Buying a gift for a work colleague or acquaintance can be difficult; it’s hard enough buying for our close friends and family. What do you get for someone you don’t know intimately? What is the proper amount to spend, what will they be able to get a lot of use out of it, and should you still give a gift if you’re not attending?
Stress can come from being unfamiliar with gift-giving etiquette, but it shouldn’t be so worrying if a few considerations are taken into account. Let’s look at these considerations so you can be prepared.

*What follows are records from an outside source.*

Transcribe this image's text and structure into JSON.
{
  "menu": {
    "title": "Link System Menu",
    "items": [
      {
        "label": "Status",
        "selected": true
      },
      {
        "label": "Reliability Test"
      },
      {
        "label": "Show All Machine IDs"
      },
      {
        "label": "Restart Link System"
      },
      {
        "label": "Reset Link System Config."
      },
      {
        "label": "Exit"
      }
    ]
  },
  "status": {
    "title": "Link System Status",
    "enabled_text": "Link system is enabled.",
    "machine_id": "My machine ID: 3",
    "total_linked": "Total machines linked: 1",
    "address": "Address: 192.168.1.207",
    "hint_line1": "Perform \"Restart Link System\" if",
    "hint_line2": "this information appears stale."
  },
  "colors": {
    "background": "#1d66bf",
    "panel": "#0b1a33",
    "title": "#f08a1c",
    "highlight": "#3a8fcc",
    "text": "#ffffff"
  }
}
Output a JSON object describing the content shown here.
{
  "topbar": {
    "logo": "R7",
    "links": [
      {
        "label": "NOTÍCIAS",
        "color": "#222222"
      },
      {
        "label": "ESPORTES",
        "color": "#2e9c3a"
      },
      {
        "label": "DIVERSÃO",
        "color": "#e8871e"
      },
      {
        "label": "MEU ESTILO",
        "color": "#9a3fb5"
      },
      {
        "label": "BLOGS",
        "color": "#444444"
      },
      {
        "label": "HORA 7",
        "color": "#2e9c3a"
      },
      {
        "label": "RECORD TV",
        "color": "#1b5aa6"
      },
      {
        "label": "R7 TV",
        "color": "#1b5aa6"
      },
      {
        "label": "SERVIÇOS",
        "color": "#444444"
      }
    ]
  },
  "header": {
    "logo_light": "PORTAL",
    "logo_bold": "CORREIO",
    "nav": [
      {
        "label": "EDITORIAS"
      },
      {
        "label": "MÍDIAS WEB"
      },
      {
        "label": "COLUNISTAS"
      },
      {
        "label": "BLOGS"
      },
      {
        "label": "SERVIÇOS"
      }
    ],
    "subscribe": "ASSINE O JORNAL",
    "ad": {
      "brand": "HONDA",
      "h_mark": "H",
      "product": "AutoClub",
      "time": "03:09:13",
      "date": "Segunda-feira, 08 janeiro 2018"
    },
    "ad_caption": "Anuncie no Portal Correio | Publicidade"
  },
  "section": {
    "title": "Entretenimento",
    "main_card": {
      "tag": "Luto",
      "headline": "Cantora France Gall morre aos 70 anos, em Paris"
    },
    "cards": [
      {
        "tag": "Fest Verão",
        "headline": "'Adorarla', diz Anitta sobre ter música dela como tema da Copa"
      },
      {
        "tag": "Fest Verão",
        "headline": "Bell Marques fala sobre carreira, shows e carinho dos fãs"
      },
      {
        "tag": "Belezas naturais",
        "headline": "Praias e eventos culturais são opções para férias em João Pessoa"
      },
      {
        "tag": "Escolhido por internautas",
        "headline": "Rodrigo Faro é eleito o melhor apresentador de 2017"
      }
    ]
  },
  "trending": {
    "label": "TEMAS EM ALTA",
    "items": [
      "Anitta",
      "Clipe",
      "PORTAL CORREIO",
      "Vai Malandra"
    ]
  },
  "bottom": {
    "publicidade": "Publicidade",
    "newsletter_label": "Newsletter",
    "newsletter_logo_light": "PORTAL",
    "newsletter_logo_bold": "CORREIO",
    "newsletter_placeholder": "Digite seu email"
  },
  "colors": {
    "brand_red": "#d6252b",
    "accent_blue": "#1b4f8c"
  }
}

Shipping to the Home or Bringing the Gift to the Wedding
Weddings can be a stressful, complicated mess; try to be considerate about that when choosing how to give your gift. It is generally advised to ship directly to the couple’s home if possible, to save them a headache on the big day. Of course, off-registry gifts are acceptable, but keep in mind the size and transportability if you’re bringing an item.
If you’re in the position to gift on behalf of your organization, then you may find a curated box with complete corporate logo to be a nice gesture for your cherished employee. Custom corporate gifts can be a nice way to show your employees how much you appreciate them.
It is very common for couples getting married to set up a gift registry with local and online retailers. This saves you from having to think too hard about what to get for the big day. You’re guaranteed to get the right gift by getting something from the registry.
In some cases, big-ticket items may be beyond your budget. It is appropriate to collaborate with your co-workers to all pitch in together for larger purchases and this can be a good way to keep gift buying stress-free.
How Much is the Right Amount?
While your budget will be the final determining factor, it is generally said that you should expect to spend around $50 to $75 for a gift. Some feel that the cost of the gift should at least exceed the cost of being hosted at the wedding. While a gift isn’t an absolute necessity to attend a wedding if your budget will not allow, try to find some wiggle room, as a gift can show your support for the couple.
Gift Cards, Checks, or Cash
If the couple hasn’t set up a gift registry, the items left are outside your price range and/or you’re the hopeless type when it comes to gift giving, consider gift cards or cash. Currency is always a good gift, especially for younger couples. If you want to give a gift card, take the time to find out where the bride or groom do most of their shopping before making the purchase. The couple will know exactly how much you spent on their gift, so this can be a downside for some, but most people will not care at all and will just be grateful for the support.
Following a few simple rules can take a lot of the stress out of finding the right gift. It doesn’t have to be complicated: the key to good gift giving is to not forget why you’re giving the gift in the first place. By following these guidelines, you’ll be sure to select the right item for the person and occasion.